Knox County has proposed changes to the development planning process
Knoxville, Tenn. (WATE) – Members of the community are expected to voice their opinions on a possible change to the way Knox County government works at a public hearing on Monday evening.
To build a project of a certain size on land in Knox County, a person may need to have the development cleared by the planning commission to ensure it does not violate zoning rules.
If this board says ‘no’, a person can go to the Zoning Appeal Board, and if the person still gets a ‘no’, they can ask a court to review their development plan.
Although this is the current process, county commissioners are considering a change that would allow anyone to skip this intermediate step.
“It’s typical government bureaucracy,” said Knox County Mayor Glenn Jacobs.
As some county officials seek to find ways for other future developments, some residents fear their voices will not be heard.

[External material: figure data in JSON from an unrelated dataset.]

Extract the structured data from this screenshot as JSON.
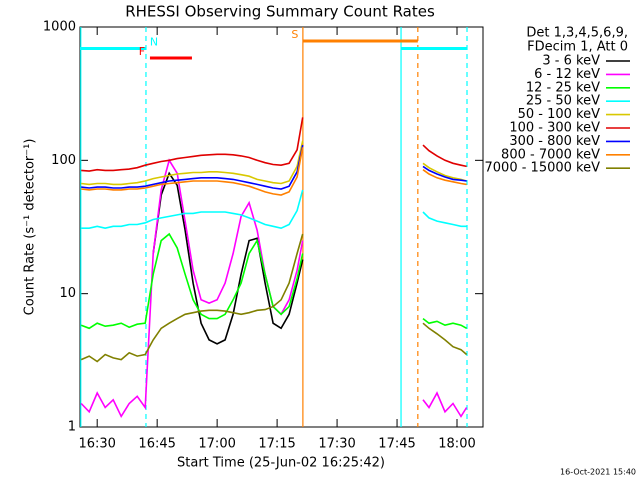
{
  "chart_data": {
    "type": "line",
    "title": "RHESSI Observing Summary Count Rates",
    "xlabel": "Start Time (25-Jun-02 16:25:42)",
    "ylabel": "Count Rate (s⁻¹ detector⁻¹)",
    "footer": "16-Oct-2021 15:40",
    "legend_header": [
      "Det 1,3,4,5,6,9,",
      "FDecim 1, Att 0"
    ],
    "log_y": true,
    "xlim": [
      25.7,
      126.5
    ],
    "xticks": [
      {
        "value": 30,
        "label": "16:30"
      },
      {
        "value": 45,
        "label": "16:45"
      },
      {
        "value": 60,
        "label": "17:00"
      },
      {
        "value": 75,
        "label": "17:15"
      },
      {
        "value": 90,
        "label": "17:30"
      },
      {
        "value": 105,
        "label": "17:45"
      },
      {
        "value": 120,
        "label": "18:00"
      }
    ],
    "ylim": [
      1,
      1000
    ],
    "yticks": [
      1,
      10,
      100,
      1000
    ],
    "x": [
      26,
      28,
      30,
      32,
      34,
      36,
      38,
      40,
      42,
      44,
      46,
      48,
      50,
      52,
      54,
      56,
      58,
      60,
      62,
      64,
      66,
      68,
      70,
      72,
      74,
      76,
      78,
      80,
      81.4,
      95,
      111.5,
      113,
      115,
      117,
      119,
      121,
      122.4
    ],
    "series": [
      {
        "name": "3 - 6 keV",
        "color": "#000000",
        "values": [
          null,
          null,
          null,
          null,
          null,
          null,
          null,
          null,
          null,
          20,
          55,
          80,
          65,
          30,
          12,
          6,
          4.5,
          4.2,
          4.5,
          7,
          14,
          25,
          26,
          12,
          6,
          5.5,
          7,
          12,
          18,
          null,
          null,
          null,
          null,
          null,
          null,
          null,
          null
        ]
      },
      {
        "name": "6 - 12 keV",
        "color": "#ff00ff",
        "values": [
          1.5,
          1.3,
          1.8,
          1.4,
          1.6,
          1.2,
          1.5,
          1.7,
          1.4,
          20,
          60,
          100,
          80,
          35,
          15,
          9,
          8.5,
          9,
          12,
          20,
          38,
          48,
          30,
          14,
          8,
          7,
          9,
          15,
          25,
          null,
          1.6,
          1.4,
          1.8,
          1.3,
          1.5,
          1.2,
          1.4
        ]
      },
      {
        "name": "12 - 25 keV",
        "color": "#00ff00",
        "values": [
          5.8,
          5.5,
          6,
          5.7,
          5.8,
          6,
          5.6,
          5.9,
          6,
          14,
          25,
          28,
          22,
          14,
          9,
          7,
          6.5,
          6.5,
          7,
          9,
          12,
          20,
          25,
          14,
          8,
          7,
          8,
          13,
          20,
          null,
          6.5,
          6,
          6.2,
          5.8,
          6,
          5.8,
          5.5
        ]
      },
      {
        "name": "25 - 50 keV",
        "color": "#00ffff",
        "values": [
          31,
          31,
          32,
          31,
          32,
          32,
          33,
          33,
          34,
          36,
          37,
          38,
          39,
          40,
          40,
          41,
          41,
          41,
          41,
          40,
          39,
          37,
          35,
          33,
          32,
          31,
          33,
          42,
          60,
          null,
          41,
          37,
          35,
          34,
          33,
          32,
          32
        ]
      },
      {
        "name": "50 - 100 keV",
        "color": "#d8c800",
        "values": [
          67,
          66,
          67,
          67,
          66,
          66,
          67,
          68,
          70,
          73,
          75,
          77,
          79,
          80,
          81,
          81,
          82,
          82,
          81,
          80,
          78,
          76,
          72,
          70,
          68,
          67,
          70,
          90,
          140,
          null,
          95,
          88,
          82,
          77,
          74,
          72,
          70
        ]
      },
      {
        "name": "100 - 300 keV",
        "color": "#e00000",
        "values": [
          84,
          83,
          85,
          84,
          84,
          85,
          86,
          88,
          92,
          95,
          98,
          100,
          103,
          105,
          107,
          109,
          110,
          111,
          111,
          110,
          108,
          105,
          100,
          96,
          93,
          92,
          95,
          120,
          210,
          null,
          130,
          118,
          108,
          100,
          95,
          92,
          90
        ]
      },
      {
        "name": "300 - 800 keV",
        "color": "#0000ff",
        "values": [
          63,
          62,
          63,
          63,
          62,
          62,
          63,
          63,
          64,
          66,
          68,
          70,
          71,
          72,
          73,
          74,
          74,
          74,
          73,
          72,
          70,
          68,
          66,
          64,
          62,
          61,
          64,
          82,
          130,
          null,
          90,
          84,
          79,
          75,
          72,
          71,
          70
        ]
      },
      {
        "name": "800 - 7000 keV",
        "color": "#ff8000",
        "values": [
          61,
          60,
          61,
          61,
          60,
          60,
          61,
          61,
          62,
          64,
          66,
          67,
          68,
          69,
          70,
          70,
          70,
          70,
          69,
          68,
          66,
          64,
          61,
          58,
          56,
          55,
          58,
          75,
          125,
          null,
          85,
          79,
          74,
          71,
          69,
          67,
          66
        ]
      },
      {
        "name": "7000 - 15000 keV",
        "color": "#808000",
        "values": [
          3.2,
          3.4,
          3.1,
          3.5,
          3.3,
          3.2,
          3.6,
          3.4,
          3.5,
          4.5,
          5.5,
          6,
          6.5,
          7,
          7.2,
          7.4,
          7.5,
          7.5,
          7.4,
          7.2,
          7,
          7.2,
          7.5,
          7.6,
          8,
          9,
          12,
          20,
          28,
          null,
          6,
          5.5,
          5,
          4.5,
          4,
          3.8,
          3.5
        ]
      }
    ],
    "flags": [
      {
        "label": "N",
        "color": "#00ffff",
        "level": 690,
        "label_side": "right",
        "intervals": [
          [
            25.7,
            42.2
          ],
          [
            106,
            122.5
          ]
        ]
      },
      {
        "label": "F",
        "color": "#ff0000",
        "level": 585,
        "label_side": "left",
        "intervals": [
          [
            43.2,
            53.7
          ]
        ]
      },
      {
        "label": "S",
        "color": "#ff8000",
        "level": 785,
        "label_side": "left",
        "intervals": [
          [
            81.45,
            110.2
          ]
        ]
      }
    ],
    "vlines": [
      {
        "x": 25.9,
        "color": "#00ffff",
        "dashed": false
      },
      {
        "x": 42.2,
        "color": "#00ffff",
        "dashed": true
      },
      {
        "x": 106,
        "color": "#00ffff",
        "dashed": false
      },
      {
        "x": 122.5,
        "color": "#00ffff",
        "dashed": true
      },
      {
        "x": 81.45,
        "color": "#ff8000",
        "dashed": false
      },
      {
        "x": 110.2,
        "color": "#ff8000",
        "dashed": true
      }
    ]
  }
}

The Knox County Planning Alliance also spoke out against Jacobs’ proposed zoning ordinance that would remove citizens’ rights to appeal Planning Commission decisions on development plans.
“Don’t limit our voice. Listen to us,” said Hardin Valley Ward Representative Daniel Greene.
Both sides are clear on the controversial proposed ordinance to change part of Knox County’s planning process.
“Because of the way the planning process is going, it adds months to development time at a time when we can least afford it. We have a housing crisis here in Knox County, and we’re trying to streamline that process to allow for more availability and better housing prices in Knox County. Frankly, at this point, anything we can do to cut red tape and make sure we keep housing prices as affordable as possible is absolutely necessary,” Jacobs said.
Greene hopes he doesn’t get the green light.
“It limits us too much. We need more capacity and we need to retain our ability to be able to discuss this as a community with our elected representatives,” Greene said. “We don’t have a lot of room as citizens of our community to really challenge a lot of developer plans. By removing that, it’s really going to limit our ability to ensure proactive infrastructure growth in our communities.
Jacobs believes cutting red tape will allow for more economic opportunities in Knox County for current residents.
“If our housing prices continue to rise the way they have, many working people will no longer be able to afford to live in Knox County. Our friends, our neighbours, our children, our grandchildren – they will move out because they cannot afford to live here and they will take with them economic opportunities for all of us. This is a case where we can cut red tape and do something really good,” Jacobs said.
County commissioners will discuss the ordinance after the public forum on Monday evening. WATE found that about 19 community members had signed up to speak in public.